Detail from Turgot map of Paris showing Louvre, Tuileries Palace and the garden of Tuileries.

In the Cour aux Tuileries is a princely fabric; the winding geometrical stone stairs, with the cupola, I take to be as bold and noble a piece of architecture as any in Europe of the kind. To this is a corps de logis ((“The principal mass of a building, considered apart from its wings” -Webster’s Revised Unabridged Dictionary.)), worthy of so great a prince. Under these buildings, through a garden in which is an ample fountain, was the king’s printing house, and that famous letter so much esteemed. Here I bought divers of the classic authors, poets, and others.

We returned through another gallery, larger, but not so long, where hung the pictures of all the kings and queens and prime nobility of France.

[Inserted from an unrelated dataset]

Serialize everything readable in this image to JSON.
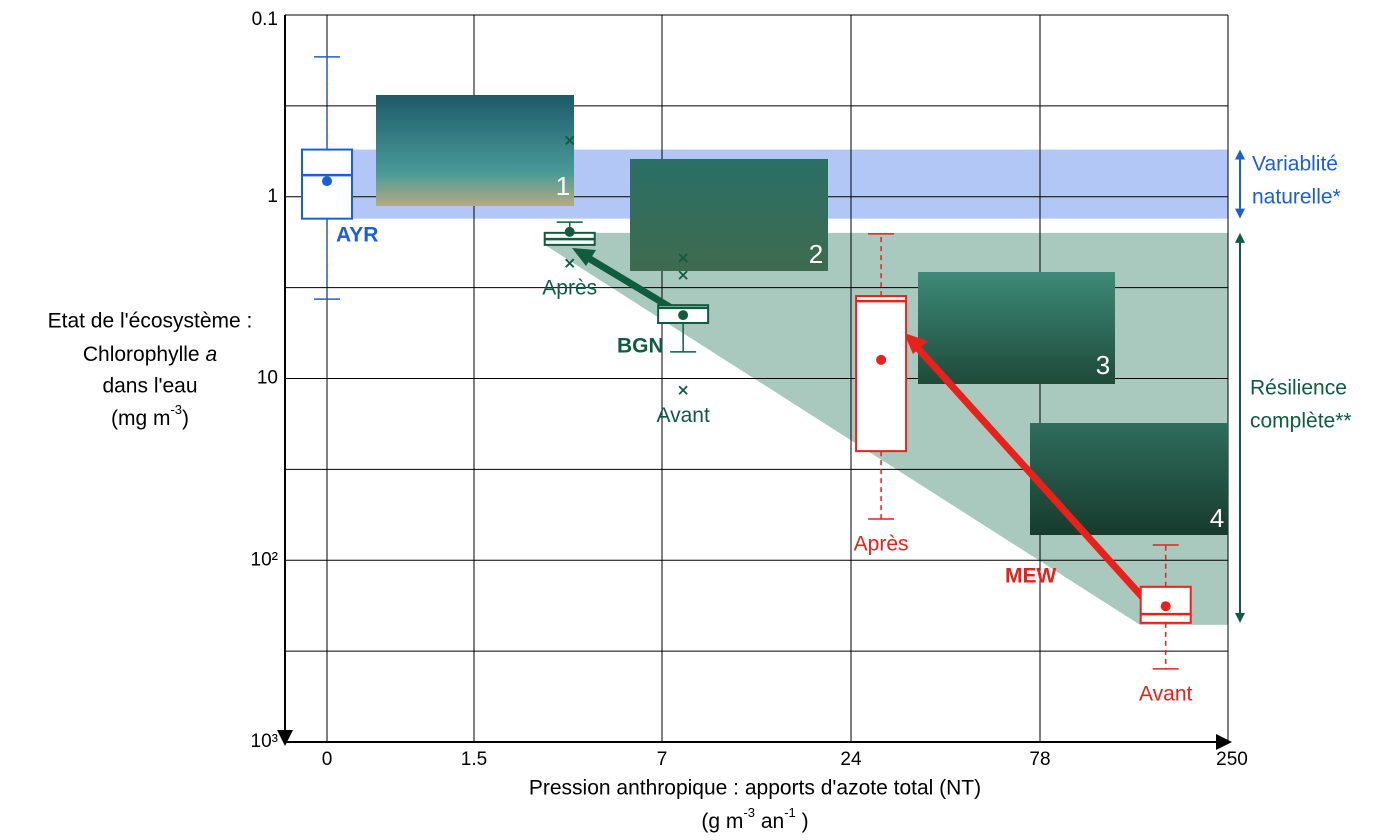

Descending hence, we were let into a lower very large room, called the Salle des Antiques, which is a vaulted Cimelia ((“Treasures, things laid up in store as valuable.” – OED)) , destined for statues only, among which stands that so celebrated Diana of the Ephesians, said to be the same which uttered oracles in that renowned Temple. Besides these colossean figures of marble, I must not forget the huge globe suspended by chains. The pavings, inlayings, and incrustations of this Hall, are very rich.

In another more private garden toward the Queen’s apartment is a walk, or cloister, under arches, whose terrace is paved with stones of a great breadth; it looks toward the river, and has a pleasant aviary, fountain, stately cypresses, etc. On the river are seen a prodigious number of barges and boats of great length, full of hay, corn, wood, wine, and other commodities, which this vast city daily consumes. Under the long gallery we have described, dwell goldsmiths, painters, statuaries, and architects, who being the most famous for their art in Christendom have stipends allowed them by the King. Into that of Monsieur Saracin we entered, who was then molding for an image of a Madonna to be cast in gold of a great size to be sent by the Queen Regent to Loretto, as an offering for the birth of the Dauphin, now the young King.

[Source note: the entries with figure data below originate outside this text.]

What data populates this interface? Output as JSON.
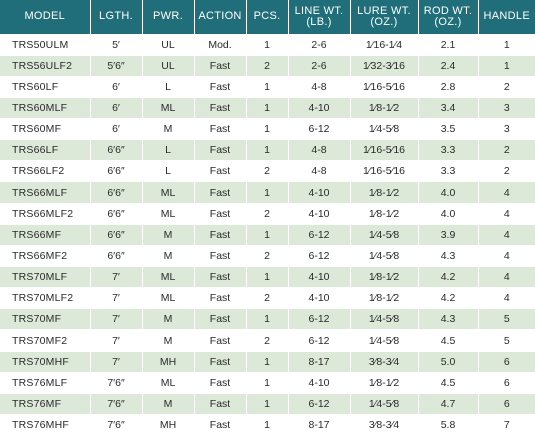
{
  "headers": {
    "model": "MODEL",
    "length": "LGTH.",
    "power": "PWR.",
    "action": "ACTION",
    "pieces": "PCS.",
    "line_wt": "LINE WT. (LB.)",
    "lure_wt": "LURE WT. (OZ.)",
    "rod_wt": "ROD WT. (OZ.)",
    "handle": "HANDLE"
  },
  "colors": {
    "header_bg": "#1f6e79",
    "header_text": "#ffffff",
    "stripe_bg": "#dde9d8"
  },
  "rows": [
    {
      "model": "TRS50ULM",
      "length": "5′",
      "power": "UL",
      "action": "Mod.",
      "pieces": "1",
      "line_wt": "2-6",
      "lure_wt": "1⁄16-1⁄4",
      "rod_wt": "2.1",
      "handle": "1"
    },
    {
      "model": "TRS56ULF2",
      "length": "5′6″",
      "power": "UL",
      "action": "Fast",
      "pieces": "2",
      "line_wt": "2-6",
      "lure_wt": "1⁄32-3⁄16",
      "rod_wt": "2.4",
      "handle": "1"
    },
    {
      "model": "TRS60LF",
      "length": "6′",
      "power": "L",
      "action": "Fast",
      "pieces": "1",
      "line_wt": "4-8",
      "lure_wt": "1⁄16-5⁄16",
      "rod_wt": "2.8",
      "handle": "2"
    },
    {
      "model": "TRS60MLF",
      "length": "6′",
      "power": "ML",
      "action": "Fast",
      "pieces": "1",
      "line_wt": "4-10",
      "lure_wt": "1⁄8-1⁄2",
      "rod_wt": "3.4",
      "handle": "3"
    },
    {
      "model": "TRS60MF",
      "length": "6′",
      "power": "M",
      "action": "Fast",
      "pieces": "1",
      "line_wt": "6-12",
      "lure_wt": "1⁄4-5⁄8",
      "rod_wt": "3.5",
      "handle": "3"
    },
    {
      "model": "TRS66LF",
      "length": "6′6″",
      "power": "L",
      "action": "Fast",
      "pieces": "1",
      "line_wt": "4-8",
      "lure_wt": "1⁄16-5⁄16",
      "rod_wt": "3.3",
      "handle": "2"
    },
    {
      "model": "TRS66LF2",
      "length": "6′6″",
      "power": "L",
      "action": "Fast",
      "pieces": "2",
      "line_wt": "4-8",
      "lure_wt": "1⁄16-5⁄16",
      "rod_wt": "3.3",
      "handle": "2"
    },
    {
      "model": "TRS66MLF",
      "length": "6′6″",
      "power": "ML",
      "action": "Fast",
      "pieces": "1",
      "line_wt": "4-10",
      "lure_wt": "1⁄8-1⁄2",
      "rod_wt": "4.0",
      "handle": "4"
    },
    {
      "model": "TRS66MLF2",
      "length": "6′6″",
      "power": "ML",
      "action": "Fast",
      "pieces": "2",
      "line_wt": "4-10",
      "lure_wt": "1⁄8-1⁄2",
      "rod_wt": "4.0",
      "handle": "4"
    },
    {
      "model": "TRS66MF",
      "length": "6′6″",
      "power": "M",
      "action": "Fast",
      "pieces": "1",
      "line_wt": "6-12",
      "lure_wt": "1⁄4-5⁄8",
      "rod_wt": "3.9",
      "handle": "4"
    },
    {
      "model": "TRS66MF2",
      "length": "6′6″",
      "power": "M",
      "action": "Fast",
      "pieces": "2",
      "line_wt": "6-12",
      "lure_wt": "1⁄4-5⁄8",
      "rod_wt": "4.3",
      "handle": "4"
    },
    {
      "model": "TRS70MLF",
      "length": "7′",
      "power": "ML",
      "action": "Fast",
      "pieces": "1",
      "line_wt": "4-10",
      "lure_wt": "1⁄8-1⁄2",
      "rod_wt": "4.2",
      "handle": "4"
    },
    {
      "model": "TRS70MLF2",
      "length": "7′",
      "power": "ML",
      "action": "Fast",
      "pieces": "2",
      "line_wt": "4-10",
      "lure_wt": "1⁄8-1⁄2",
      "rod_wt": "4.2",
      "handle": "4"
    },
    {
      "model": "TRS70MF",
      "length": "7′",
      "power": "M",
      "action": "Fast",
      "pieces": "1",
      "line_wt": "6-12",
      "lure_wt": "1⁄4-5⁄8",
      "rod_wt": "4.3",
      "handle": "5"
    },
    {
      "model": "TRS70MF2",
      "length": "7′",
      "power": "M",
      "action": "Fast",
      "pieces": "2",
      "line_wt": "6-12",
      "lure_wt": "1⁄4-5⁄8",
      "rod_wt": "4.5",
      "handle": "5"
    },
    {
      "model": "TRS70MHF",
      "length": "7′",
      "power": "MH",
      "action": "Fast",
      "pieces": "1",
      "line_wt": "8-17",
      "lure_wt": "3⁄8-3⁄4",
      "rod_wt": "5.0",
      "handle": "6"
    },
    {
      "model": "TRS76MLF",
      "length": "7′6″",
      "power": "ML",
      "action": "Fast",
      "pieces": "1",
      "line_wt": "4-10",
      "lure_wt": "1⁄8-1⁄2",
      "rod_wt": "4.5",
      "handle": "6"
    },
    {
      "model": "TRS76MF",
      "length": "7′6″",
      "power": "M",
      "action": "Fast",
      "pieces": "1",
      "line_wt": "6-12",
      "lure_wt": "1⁄4-5⁄8",
      "rod_wt": "4.7",
      "handle": "6"
    },
    {
      "model": "TRS76MHF",
      "length": "7′6″",
      "power": "MH",
      "action": "Fast",
      "pieces": "1",
      "line_wt": "8-17",
      "lure_wt": "3⁄8-3⁄4",
      "rod_wt": "5.8",
      "handle": "7"
    }
  ]
}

I finished this day with a walk in the great garden of the Tuileries, rarely contrived for privacy, shade, or company, by groves, plantations of tall trees, especially that in the middle, being of elms, the other of mulberries; and that labyrinth of cypresses; not omitting the noble hedges of pomegranates, fountains, fish-ponds, and an aviary; but, above all, the artificial echo, redoubling the words so distinctly; and, as it is never without some fair nymph singing to its grateful returns; standing at one of the focuses, which is under a tree or little cabinet of hedges, the voice seems to descend from the clouds; at another, as if it was underground. This being at the bottom of the garden, we were let into another, which being kept with all imaginary accurateness as to the orangery, precious shrubs, and rare fruits, seemed a Paradise. From a terrace in this place we saw so many coaches, as one would hardly think could be maintained in the whole city, going, late as it was in the year, toward the course, which is a place adjoining, of near an English mile long, planted with four rows of trees, making a large circle in the middle. This course is walled about, near breast high, with squared freestone, and has a stately arch at the entrance, with sculpture and statues about it, built by Mary di Medicis.Here it is that the gallants and ladies of the Court take the air and divert themselves, as with us in Hyde Park, the circle being capable of containing a hundred coaches to turn commodiously, and the larger of the plantations for five or six coaches abreast.

Returning through the Tuileries, we saw a building in which are kept wild beasts for the King’s pleasure, a bear, a wolf, a wild boar, a leopard, etc.